Now that we have the buildings and the students, how can Miami attract and retain top teachers? It’s the same from top to bottom, says Shalala.
“We can pay competitive salaries. What we can’t do is adjust those salaries for the high cost of housing. Right now if we have an attractive candidate, I ask if there is a spouse. If our candidate has kids and a dog, I say, ‘Oh, no! They’re going to need a house.’ Affordable housing is in short supply in Miami-Dade, so it forces us to get into the housing business. We are planning to build more housing for our faculty because our graduates would love to stay here.”
On the K-12 front, the Florida Legislature recently authorized $147.5 million to pay STAR (“Special Teachers Are Rewarded”) teachers up to 5 percent of their annual bonus.

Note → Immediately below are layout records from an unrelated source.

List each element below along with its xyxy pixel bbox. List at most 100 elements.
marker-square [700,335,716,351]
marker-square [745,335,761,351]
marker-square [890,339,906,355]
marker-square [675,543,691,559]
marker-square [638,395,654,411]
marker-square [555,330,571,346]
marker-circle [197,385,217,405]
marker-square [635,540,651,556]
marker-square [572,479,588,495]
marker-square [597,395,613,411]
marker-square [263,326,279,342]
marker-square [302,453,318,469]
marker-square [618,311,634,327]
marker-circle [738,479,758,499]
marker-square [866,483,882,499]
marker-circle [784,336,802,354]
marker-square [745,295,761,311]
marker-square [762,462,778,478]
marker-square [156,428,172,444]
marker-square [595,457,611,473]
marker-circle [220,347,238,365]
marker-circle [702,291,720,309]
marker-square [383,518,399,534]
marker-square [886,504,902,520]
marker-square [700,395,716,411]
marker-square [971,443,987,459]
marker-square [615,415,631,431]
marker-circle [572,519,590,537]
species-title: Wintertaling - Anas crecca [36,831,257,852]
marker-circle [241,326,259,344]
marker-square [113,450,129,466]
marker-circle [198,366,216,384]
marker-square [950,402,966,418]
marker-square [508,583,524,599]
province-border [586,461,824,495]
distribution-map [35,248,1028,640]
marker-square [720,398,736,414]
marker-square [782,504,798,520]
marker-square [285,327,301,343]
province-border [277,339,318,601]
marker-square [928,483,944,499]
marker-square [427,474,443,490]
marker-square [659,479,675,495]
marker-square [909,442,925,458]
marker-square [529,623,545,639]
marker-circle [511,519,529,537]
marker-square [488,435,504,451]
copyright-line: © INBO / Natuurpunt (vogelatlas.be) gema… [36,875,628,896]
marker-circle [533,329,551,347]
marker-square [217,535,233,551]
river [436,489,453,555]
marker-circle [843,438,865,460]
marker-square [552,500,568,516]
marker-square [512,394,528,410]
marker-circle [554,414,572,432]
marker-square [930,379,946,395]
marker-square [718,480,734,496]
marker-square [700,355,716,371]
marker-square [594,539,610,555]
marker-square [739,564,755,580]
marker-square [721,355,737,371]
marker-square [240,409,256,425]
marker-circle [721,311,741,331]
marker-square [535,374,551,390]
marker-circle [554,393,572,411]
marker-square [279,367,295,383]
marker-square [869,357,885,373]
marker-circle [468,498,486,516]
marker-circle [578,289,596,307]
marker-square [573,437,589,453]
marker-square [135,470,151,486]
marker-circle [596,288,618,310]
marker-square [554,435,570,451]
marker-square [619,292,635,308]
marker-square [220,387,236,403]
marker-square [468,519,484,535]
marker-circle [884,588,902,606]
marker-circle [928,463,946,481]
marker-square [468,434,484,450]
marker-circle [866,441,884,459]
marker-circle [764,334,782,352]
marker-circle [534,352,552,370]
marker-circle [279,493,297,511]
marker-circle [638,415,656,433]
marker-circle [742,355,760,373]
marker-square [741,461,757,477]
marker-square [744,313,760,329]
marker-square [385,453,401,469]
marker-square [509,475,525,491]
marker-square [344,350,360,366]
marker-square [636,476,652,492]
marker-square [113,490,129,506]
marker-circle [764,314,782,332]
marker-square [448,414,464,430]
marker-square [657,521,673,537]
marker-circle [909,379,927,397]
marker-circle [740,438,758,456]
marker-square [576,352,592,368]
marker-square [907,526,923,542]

This means that a top performing elementary, middle or high school teacher making near the state average of $41,000 per year could take home a nifty $2,050 bonus. This also helps beginning teachers bridge the pay gap.between themselves and longer tenured teachers. Passed over objections from the teacher’s union, it may not last till 2020. But, for now, it is the law of the land, and it’s helping to lure more teachers to Miami-Dade.
“We’ll be far smarter and better able to organize the schools of tomorrow around the emerging economy,” says Rudy Crew, superintendent of Miami-Dade Schools. And, he adds, by 2020 the dreaded F-CAT tests will be history: “I don’t think it will survive another 15 years.”